Open letter to President Obama from an American teenager

I am a year too young to vote, but I am not a single day too young to care.

Dear President Obama,

Tuesday night- you know, election night- I was sitting up late in my room. I had finished my homework, an essay on Hindu festivals. But I wasn’t sleepy, and so, being a teenager, I didn’t go to bed. Instead, I sat on the floor of my bedroom and flipped through my World Religions textbook, to the end of it, the part I only hope I’ll be at by the end of the semester.

There I found a full page dedicated to you. It was “Excerpts from Obama’s Historic Cairo Speech,” given in June 2009.

And I began reading it.

You were talking to the Muslims in Cairo. I think you started out talking about the attacks of 9/11.

All this has bred more fear and more distrust[.] And this cycle of suspicion and discord must end. I’ve come here to Cairo to seek a new beginning between the United States and Muslims around the world, one based on mutual interest and mutual respect, and one based upon the truth that America and Islam are not exclusive and need not be in competition. Instead, they overlap and share common principles, principles of justice and progress, tolerance and the dignity of all human beings[.]

Mister President, those are beautiful words. Like Martin Luther King, Jr., you paint a picture of peace and hope in this passage and those that follow. Principles of justice and progress! Principles of tolerance and dignity! My heart sings at your words!

But really? Dignity of all human beings? Do you honestly believe in that? I hate to bring up a black mark on your record on the day after your re-election, but you must realize that you haven’t consistently defended human dignity. As an Illinois senator, you voted against the Born-Alive Infant Protection Act – four times! As president, you’ve repeatedly defended and promoted abortion on demand, and you’ve stood by Planned Parenthood, an organization that strips countless women and children of their dignity.

Mister President, your words are beautiful, but I know the facts, and I have to doubt their integrity.

As I read on through your speech, another clause jumped out at me.

When innocents in Bosnia and Darfur are slaughtered, that is a stain on our collective conscience[.]

Yes, and when innocents in America are aborted, that is also a stain on our collective conscience. Mister President, world peace is a very worthy goal. However, I think that national peace is a prerequisite for world peace, and frankly, I don’t think that national peace can be attained while we persist in killing our own children.

My eyes flew down the page and paused at yet another ironically beautiful passage.

The same story can be told by people from South Africa to South Asia, to Eastern Europe to Indonesia[.] It’s a story with a simple truth: Violence is a dead end. It is a sign neither of courage nor power to shoot rockets at sleeping children or to blow up old women on a bus. That’s not how moral authority is claimed, that’s how it is surrendered.

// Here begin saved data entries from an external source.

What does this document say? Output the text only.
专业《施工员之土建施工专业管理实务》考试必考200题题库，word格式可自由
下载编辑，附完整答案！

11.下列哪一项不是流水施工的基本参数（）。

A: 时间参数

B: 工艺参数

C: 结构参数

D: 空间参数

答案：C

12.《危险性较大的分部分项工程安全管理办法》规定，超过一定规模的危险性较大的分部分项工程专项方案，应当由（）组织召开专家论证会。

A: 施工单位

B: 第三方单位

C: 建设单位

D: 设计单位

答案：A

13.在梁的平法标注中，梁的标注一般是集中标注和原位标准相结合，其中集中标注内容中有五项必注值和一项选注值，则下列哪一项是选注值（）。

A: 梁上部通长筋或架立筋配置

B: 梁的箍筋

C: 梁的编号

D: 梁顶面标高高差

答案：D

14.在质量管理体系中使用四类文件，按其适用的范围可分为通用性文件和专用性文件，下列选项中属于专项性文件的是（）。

Mister President, you don’t know the truth in your own words. That statement is so powerfully true, universally true – to use violence is to surrender moral authority, and moral integrity as well.

But if you truly believe that violence is not a solution, then why do you permit it to happen here in America? Why do you cheerfully ignore the violent deaths of nearly four thousand children every day? Don’t you see that these acts of violence are problems and not solutions? You speak of hope, but your words are emptied by your actions. Do you think abortion offers even a glimmer of hope for either a desperate mother or her helpless unborn child?

I felt like someone had punched me in the stomach as I sat cross-legged on my bedroom floor last night. I felt betrayed by your inconsistency. I felt hurt that you, as the leader of my country, would stand back from the violence, and, in your own words, surrender your moral authority.

Mister President, I am a year too young to vote, but I am not a single day too young to care. I care about my nation. I care about my peers that are dying violent deaths every day.

When I caught my breath and cleared my eyes, I scanned the rest of the page. There were many marvelous truths printed there, but I didn’t think too hard about them. I figured that that was okay, because you probably didn’t, either.

I stopped again near the bottom of the page.

… a belief that pulsed in the cradle of civilization and that still beats in the hearts of billions around the world[.] … We have the power to make the world we seek, but only if we have the courage to make a new beginning.

I’ve got that courage.

You see, don’t you, that your words don’t mean much. Your words that day in Cairo were amazing. You proclaimed truth and hope relentlessly from your podium. The speech you delivered was a masterpiece! But your actions haven’t backed up your words. You haven’t defended human dignity or fought violence here in your country.

I may not yet be old enough to vote, but I do have the courage of which you spoke, the courage that it takes to make a new beginning. I am going to use that courage to fight for life and liberty for all the unborn, for those who never had the chance to fight for themselves. Yes, I am going to defend human dignity and fight violence right here in America.